= Walter Everson Gardner =

Australian mining engineer and surveyor

Walter Everson Gardner (11 May 1873 – 14 March 1943) was an Australian mining engineer, surveyor, and manager in Broken Hill, New South Wales.

==History==
Gardner was born in New Jersey in 1873, the youngest son of son of Charles Gardner JP (died c. 24 June 1933) and Sarah Gardner née Tallant (1849 – 4 May 1927) of "Bassein," Kew, Victoria. Charles was mayor of the City of Kew in 1896. His father was a representative of Cassell & Co., book sellers, and was for a time stationed in America. The family moved to Victoria, Australia in 1884 to establish a presence for the company.

He was educated at Kew High School, where he was Nichols' prizeman in 1886, and Scotch College, Melbourne, where he won a scholarship to Ormond College, Melbourne University. There he had a distinguished academic career, graduating MA and MSc in 1897, and in 1898 Bachelor of Civil Engineering, which included mining.

He moved to Broken Hill in 1897 to take up a post of assistant surveyor with BHP, which involved a great deal of underground survey work.

In 1900, he was appointed chief surveyor and draughtsman on the Block 10 mine, then in June 1903 was appointed assistant manager of the Central mine.
On 9 April 1906 a sudden release of toxic gas occurred in the Block 11 mine, killing two immediately and trapping many more. Gardner made several attempts to get down to the trapped miners but was on each occasion driven back by fumes. He was one of those presented with a medal from the Royal Humane Society for his efforts.
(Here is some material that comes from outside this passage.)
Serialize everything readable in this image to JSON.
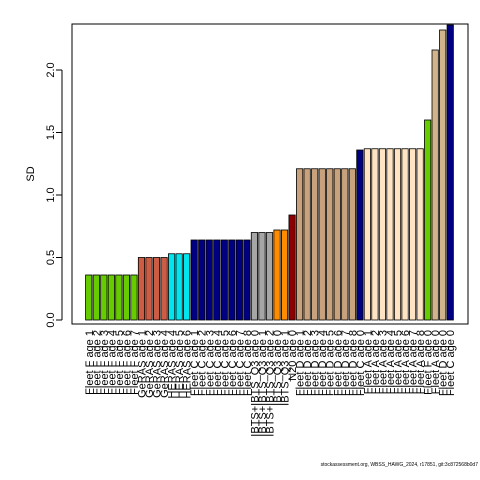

Around June 1923, fire broke out among the shoring timbers of the Central mine. Firemen were unable to approach the seat of the fire, and efforts to flood the area through the old Kintore shaft and through holes left be the ground creeping came to nothing. By February 1924 6-inch bores were, under Gardner's direction, being made to the assumed location of the fire, and water poured in. By April 1924 work could be resumed underground but in September it was still burning.
Manager James Hebbard retired at the end of 1924 and Gardner was appointed in his place, remaining there for the rest of his working life.

In 1928, with metals prices and demand plummeting, he sought a six month variation to the terms of labour employment to reduce the cost of operating the mine.
Gardner retired when the mine shut down in 1940. He returned to Melbourne, living at Box Hill where he died.

==Other interests==
- Gardner was one of the first radio amateurs in Broken Hill.
- He was a member of the Australasian Institute of Mining and Metallurgy

==Family==
On 20 August 1903 at Exeter, South Australia, Gardner married Ethel Maud Dunn (1874–1965), second daughter of Mrs. John Dunn, of "Westward Ho," Semaphore, South Australia, previously of Hackney, South Australia. Their family included:
- Thelma G. Gardner ( – ) married Owen Thomas Morris only son of Mrs. O. H. Morris, of "Moorakyne", Mount Gambier, on 21 April 1927 at Sulphide Street Methodist Church, Broken Hill.
- Lynore Gardner ( – ) married R. H. von der Borch
- (Charles) Everson Gardner ( – ) married Lynette Elisabeth Finnis, second daughter of Rev. H. P. Finnis of North Adelaide.
- (John) Kelvin Gardner (c. 1911–1986) married Vivienne Belton Daniel of Bairnsdale, Victoria on 22 March 1943
- Joan Elizabeth Gardner ( – ) married Patrick C. "Pat" Peoples of Broken Hill
- Marie Gardner ( – ) engaged to be married to Charles Dunn of Princes Risborough, Buckinghamshire, England, July 1948
They had a home at 14 Fowler street, Box Hill, Victoria where he died.